Au cœur de Figeac, lorsqu'on arrive sur la place Champollion, la vision du musée du même nom impressionne : sa façade est double et exprime parfaitement le propos de la collection permanente qui y est abritée. La première façade en pierre, rénovée dans le respect du style de l'époque médiévale de sa construction, raconte le passé, le témoignage, l'Histoire, tandis que la seconde, faite de verre et de cuivre travaillé comme de la dentelle avec des signes d'écritures du monde entier, invite au voyage, à la découverte, et à la modernité. Les spots qui éclairent le bâtiment à la nuit tombée donnent alors un jeu d'ombres et de lumières qui les unissent avec beaucoup de poésie. Lorsque le Musée Champollion est créé, en 1986, il est dédié au fameux égyptologue, pour lui rendre hommage, et partager les découvertes sur la civilisation d'Égypte Antique que son travail a permis. Mais en 2007, le musée s'agrandit et en profite pour élargir le spectre de la thématique : autour du déchiffrement des hiéroglyphes, c'est toute l'histoire des Écritures qu'il permet de parcourir. Désormais, le Musée Champollion nous fait voyager dans le temps à travers l'écriture, de façon chronologique, mais aussi dans le monde, à travers de nombreuses civilisations qui ont fait l'Histoire de l'humanité. Bien que les premiers éléments graphiques découverts remontent à 50 000 ans, l'écriture proprement dite la plus ancienne a environ 5 300 ans, découverte sur des sceaux proto-indiens, et n'a pas encore été déchiffrée. Malheureusement, Champollion n'est plus là pour s'en occuper ! Des tablettes d'argile aux tablettes numériques, le visiteur est invité à s'interroger sur la place de l'écriture dans une société, son impact et son avenir. Ce que l'on peut en déduire est qu'elle gardera une place centrale, mais sous quelle forme ? Reviendrons-nous à un genre de hiéroglyphes à travers les emojis ou l'écriture de demain est-elle le code informatique ? La dernière salle, le salon vidéo, invite à la réflexion, mais aussi à la rêverie avec une vue imprenable sur la ville.

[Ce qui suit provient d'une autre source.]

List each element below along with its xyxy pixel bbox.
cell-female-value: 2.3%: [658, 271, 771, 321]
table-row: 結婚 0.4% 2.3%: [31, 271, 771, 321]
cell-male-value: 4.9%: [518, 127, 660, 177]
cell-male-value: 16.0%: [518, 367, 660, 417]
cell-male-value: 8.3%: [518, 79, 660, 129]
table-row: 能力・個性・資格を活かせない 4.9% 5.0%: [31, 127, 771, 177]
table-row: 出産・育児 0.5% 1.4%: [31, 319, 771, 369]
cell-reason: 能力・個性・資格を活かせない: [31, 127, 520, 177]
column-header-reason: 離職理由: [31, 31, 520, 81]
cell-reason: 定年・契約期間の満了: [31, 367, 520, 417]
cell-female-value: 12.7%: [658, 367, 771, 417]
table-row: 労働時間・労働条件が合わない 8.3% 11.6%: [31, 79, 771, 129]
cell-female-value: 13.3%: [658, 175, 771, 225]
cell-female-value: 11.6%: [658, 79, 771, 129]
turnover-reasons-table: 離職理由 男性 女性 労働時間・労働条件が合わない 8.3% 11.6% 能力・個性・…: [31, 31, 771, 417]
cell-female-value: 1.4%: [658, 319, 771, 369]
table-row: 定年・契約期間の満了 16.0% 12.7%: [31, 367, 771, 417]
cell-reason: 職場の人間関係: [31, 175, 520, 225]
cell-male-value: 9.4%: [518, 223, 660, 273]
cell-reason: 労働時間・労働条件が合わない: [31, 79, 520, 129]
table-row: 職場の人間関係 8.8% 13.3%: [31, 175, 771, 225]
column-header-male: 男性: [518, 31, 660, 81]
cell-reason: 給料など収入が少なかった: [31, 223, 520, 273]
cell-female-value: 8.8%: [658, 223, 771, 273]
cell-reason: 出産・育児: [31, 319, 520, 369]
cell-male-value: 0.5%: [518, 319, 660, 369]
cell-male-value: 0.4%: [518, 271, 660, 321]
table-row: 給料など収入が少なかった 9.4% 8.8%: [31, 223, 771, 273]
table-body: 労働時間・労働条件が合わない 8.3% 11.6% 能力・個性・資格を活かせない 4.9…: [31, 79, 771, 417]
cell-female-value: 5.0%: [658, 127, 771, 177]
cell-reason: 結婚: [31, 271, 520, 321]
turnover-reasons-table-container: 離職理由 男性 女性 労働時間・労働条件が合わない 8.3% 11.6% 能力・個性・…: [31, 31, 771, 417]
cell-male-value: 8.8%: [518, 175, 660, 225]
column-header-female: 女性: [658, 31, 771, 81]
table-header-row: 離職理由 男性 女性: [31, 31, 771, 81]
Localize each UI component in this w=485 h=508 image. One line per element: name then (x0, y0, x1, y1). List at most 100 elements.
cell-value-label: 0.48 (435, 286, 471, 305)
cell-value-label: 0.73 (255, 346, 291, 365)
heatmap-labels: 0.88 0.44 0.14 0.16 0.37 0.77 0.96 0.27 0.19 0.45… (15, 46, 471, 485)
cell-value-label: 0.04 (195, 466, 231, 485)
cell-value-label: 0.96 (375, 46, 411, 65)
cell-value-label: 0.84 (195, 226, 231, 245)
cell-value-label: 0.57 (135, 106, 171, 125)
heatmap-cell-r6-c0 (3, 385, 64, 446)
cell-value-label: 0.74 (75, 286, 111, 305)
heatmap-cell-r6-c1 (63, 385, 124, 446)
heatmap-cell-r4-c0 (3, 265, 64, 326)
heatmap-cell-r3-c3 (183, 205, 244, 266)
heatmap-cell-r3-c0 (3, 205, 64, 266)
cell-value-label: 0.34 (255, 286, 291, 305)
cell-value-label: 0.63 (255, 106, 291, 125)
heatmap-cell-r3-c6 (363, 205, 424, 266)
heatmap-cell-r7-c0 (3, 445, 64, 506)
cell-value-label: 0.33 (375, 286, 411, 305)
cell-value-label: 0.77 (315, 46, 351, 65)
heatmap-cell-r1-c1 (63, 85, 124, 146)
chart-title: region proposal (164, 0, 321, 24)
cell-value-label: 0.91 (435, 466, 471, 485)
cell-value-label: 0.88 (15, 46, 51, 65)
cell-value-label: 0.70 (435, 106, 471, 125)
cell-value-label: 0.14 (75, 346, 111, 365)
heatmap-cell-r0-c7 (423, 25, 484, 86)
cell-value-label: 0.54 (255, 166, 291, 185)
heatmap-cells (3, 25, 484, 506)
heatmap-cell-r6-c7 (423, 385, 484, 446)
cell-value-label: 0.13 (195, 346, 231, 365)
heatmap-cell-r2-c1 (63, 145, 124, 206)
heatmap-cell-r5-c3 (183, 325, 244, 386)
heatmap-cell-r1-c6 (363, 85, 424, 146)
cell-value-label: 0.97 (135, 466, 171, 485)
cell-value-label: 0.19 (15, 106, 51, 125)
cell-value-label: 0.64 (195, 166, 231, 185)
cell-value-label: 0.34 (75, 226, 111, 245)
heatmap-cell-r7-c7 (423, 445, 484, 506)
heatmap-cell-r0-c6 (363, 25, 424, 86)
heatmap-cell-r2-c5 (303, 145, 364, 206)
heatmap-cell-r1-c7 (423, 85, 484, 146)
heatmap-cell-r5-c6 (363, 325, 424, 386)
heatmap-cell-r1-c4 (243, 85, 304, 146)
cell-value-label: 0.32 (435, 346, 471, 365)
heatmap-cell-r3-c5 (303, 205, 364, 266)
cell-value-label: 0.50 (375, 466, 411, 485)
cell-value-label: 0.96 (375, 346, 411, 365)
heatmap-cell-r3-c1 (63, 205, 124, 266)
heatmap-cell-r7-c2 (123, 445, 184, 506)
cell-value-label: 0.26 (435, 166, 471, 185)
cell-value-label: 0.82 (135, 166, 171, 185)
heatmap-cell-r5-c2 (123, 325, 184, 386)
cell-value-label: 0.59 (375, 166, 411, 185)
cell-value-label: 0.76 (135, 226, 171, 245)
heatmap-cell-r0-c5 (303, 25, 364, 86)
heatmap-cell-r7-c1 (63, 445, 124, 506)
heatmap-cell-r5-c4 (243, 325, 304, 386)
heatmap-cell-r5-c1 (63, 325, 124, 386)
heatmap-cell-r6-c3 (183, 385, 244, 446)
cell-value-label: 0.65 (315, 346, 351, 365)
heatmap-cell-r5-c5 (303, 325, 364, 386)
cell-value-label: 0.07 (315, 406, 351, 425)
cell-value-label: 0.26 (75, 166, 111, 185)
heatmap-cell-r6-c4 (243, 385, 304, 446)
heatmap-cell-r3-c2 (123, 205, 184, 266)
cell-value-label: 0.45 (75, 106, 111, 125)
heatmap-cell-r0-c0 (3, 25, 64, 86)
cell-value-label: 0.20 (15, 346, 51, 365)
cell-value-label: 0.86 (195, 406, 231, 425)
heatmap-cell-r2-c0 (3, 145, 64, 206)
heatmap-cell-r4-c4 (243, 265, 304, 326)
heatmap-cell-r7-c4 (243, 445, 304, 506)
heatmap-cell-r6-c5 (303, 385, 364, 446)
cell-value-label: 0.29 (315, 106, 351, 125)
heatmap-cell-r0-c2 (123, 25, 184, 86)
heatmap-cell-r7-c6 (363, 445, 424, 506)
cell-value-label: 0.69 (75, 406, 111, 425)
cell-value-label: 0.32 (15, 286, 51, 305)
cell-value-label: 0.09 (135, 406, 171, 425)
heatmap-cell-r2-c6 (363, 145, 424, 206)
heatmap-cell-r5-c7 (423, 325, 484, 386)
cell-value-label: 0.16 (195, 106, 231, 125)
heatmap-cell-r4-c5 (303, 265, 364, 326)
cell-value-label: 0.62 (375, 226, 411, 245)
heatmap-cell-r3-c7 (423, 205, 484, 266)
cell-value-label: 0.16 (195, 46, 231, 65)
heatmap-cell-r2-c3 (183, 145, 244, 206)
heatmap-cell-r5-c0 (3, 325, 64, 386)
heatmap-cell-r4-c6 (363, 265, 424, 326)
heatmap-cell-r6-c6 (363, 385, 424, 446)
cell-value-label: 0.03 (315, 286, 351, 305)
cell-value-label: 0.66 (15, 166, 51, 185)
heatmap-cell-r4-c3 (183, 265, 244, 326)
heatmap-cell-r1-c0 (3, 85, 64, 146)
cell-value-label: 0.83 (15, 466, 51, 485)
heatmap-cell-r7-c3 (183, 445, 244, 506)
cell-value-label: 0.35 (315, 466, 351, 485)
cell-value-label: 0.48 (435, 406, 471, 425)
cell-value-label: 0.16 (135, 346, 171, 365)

Des expositions temporaires prennent également place dans l'annexe du Musée Champollion, toujours en lien avec l'écriture, de la poésie classique française aux arts calligraphiques. Elles sont parfois intégrées au sein d'un événement national, car le musée est en constante connexion avec la vie culturelle et les thèmes engagés sur l'ensemble de la France, et dans le monde. Bien que les sujets soient pointus, les plus jeunes sont toujours invités à découvrir et participer aux événements, à hauteur d'enfant qui apporte un regard neuf et rafraichissant. Le musée Champollion n'a pas fini de nous éblouir par la richesse de ce qui fait de l'humain un animal pas comme les autres : sa capacité à transmettre par l'écriture.